Sunday, May 31, 2020

Signs of very rapid ice melt in the past



From Inside Climate News:


A study of seafloor ripples suggests that ice shelves can retreat six miles per year, a quantum increase over today’s rates.

A study released today suggests that some of the continent's floating ice shelves can, during eras of rapid warming, melt back by six miles per year, far faster than any ice retreat observed by satellites.

As global warming speeds up the Antarctic meltdown, the findings "set a new upper limit for what the worst-case might be," said lead author Julian Dowdeswell, director of the Scott Polar Research Institute at the University of Cambridge. 

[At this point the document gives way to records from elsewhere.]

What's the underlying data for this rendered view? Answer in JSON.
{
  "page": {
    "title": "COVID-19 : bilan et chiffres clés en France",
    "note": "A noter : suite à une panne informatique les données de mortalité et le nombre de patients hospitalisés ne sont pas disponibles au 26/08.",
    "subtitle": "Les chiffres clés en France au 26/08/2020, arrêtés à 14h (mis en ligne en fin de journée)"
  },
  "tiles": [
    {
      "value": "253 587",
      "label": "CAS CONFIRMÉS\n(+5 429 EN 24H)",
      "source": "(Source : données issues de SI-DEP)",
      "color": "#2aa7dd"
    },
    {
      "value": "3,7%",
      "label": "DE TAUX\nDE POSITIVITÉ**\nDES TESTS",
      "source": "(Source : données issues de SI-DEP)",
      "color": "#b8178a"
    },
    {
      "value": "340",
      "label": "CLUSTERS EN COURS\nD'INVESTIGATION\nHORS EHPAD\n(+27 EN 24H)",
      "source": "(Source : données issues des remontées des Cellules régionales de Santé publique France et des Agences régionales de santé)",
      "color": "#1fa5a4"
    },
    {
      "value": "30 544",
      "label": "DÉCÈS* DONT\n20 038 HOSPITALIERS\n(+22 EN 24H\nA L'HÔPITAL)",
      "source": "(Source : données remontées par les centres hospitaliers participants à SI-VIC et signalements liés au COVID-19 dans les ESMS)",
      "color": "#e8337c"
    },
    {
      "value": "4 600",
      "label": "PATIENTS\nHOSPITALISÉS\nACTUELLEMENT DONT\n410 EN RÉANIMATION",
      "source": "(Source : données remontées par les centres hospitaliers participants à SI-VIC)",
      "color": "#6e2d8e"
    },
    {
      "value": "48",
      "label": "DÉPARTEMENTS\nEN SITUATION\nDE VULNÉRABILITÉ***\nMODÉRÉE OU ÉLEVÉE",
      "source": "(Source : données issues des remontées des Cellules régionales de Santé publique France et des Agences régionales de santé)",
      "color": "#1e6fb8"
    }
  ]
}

The estimate of ice shelf retreat is based on a pattern of ridges discovered on the seafloor near the Larsen Ice Shelf. The spacing and size of the ridges suggest they were created as the floating ice shelves rose and fell with the tides while rapidly shrinking back from the ocean. In findings published today in Science, the researchers estimate that to corrugate the seafloor in this way, the ice would have retreated by more than 150 feet per day for at least 90 days.

Ice shelves float on the ocean but they are fastened to land and act as stoppers that prevent Antarctic ice sheets that are as big as the U.S. and Mexico combined from sliding into the sea. The shelves are frozen to outcrops on the seafloor, but when they melt away from those anchor points, the flow of ice into the ocean speeds up, accelerating sea level rise.

If the rate of retreat estimated by the new study extended across an 18-mile-wide and half-mile-thick ice shelf, as found in the closely watched Pine Island Glacier in West Antarctica, the researchers calculated it would release 138-gigatons of ice per year— three to five times more ice than is currently lost annually from that glacier system.

Sea level rise can't be directly extrapolated from the rate of ice shelf retreat, said University of Liège ice researcher Xavier Fettweis, but the results of the new study suggest it could accelerate in coming decades.

"With such retreat rates, the sea level rise contribution from Antarctica could be a lot higher and quicker than expected, as the models are tuned to represent the current observed retreat rates," he said.

Currently, the fastest retreat rates are more than half a mile per year for the ice shelves extending from the Pine Island and Thwaites glaciers, and 1.2 miles per year for the one below the Smith Glacier, which is also in West Antarctica.

There's still no way to know exactly how fast the meltdown will happen with increasing human-caused warming, Fettweis said. But between 12,000 and 15,000 years ago, global sea level rose about 1.5 to 2.3 inches per year for several centuries, raising sea level by 82 feet over a 500-year period.  There's enough ice left on Antarctica to raise sea level by about 200 feet if it all melted.
Ice retreating six miles per year is "unheard of," said glaciologist Eric Rignot, with the University of California, Irvine and Caltech's Jet Propulsion Laboratory. It's "a wow moment," he said of the findings.

"Glaciers in Greenland retreat at 500 meters (1,640 feet) per year," he said. "Glaciers in alpine landscapes retreat more like 100 meters (328 feet), and that's already something overwhelming for people visiting glacier parks," said Rignot, who was not involved in the new research.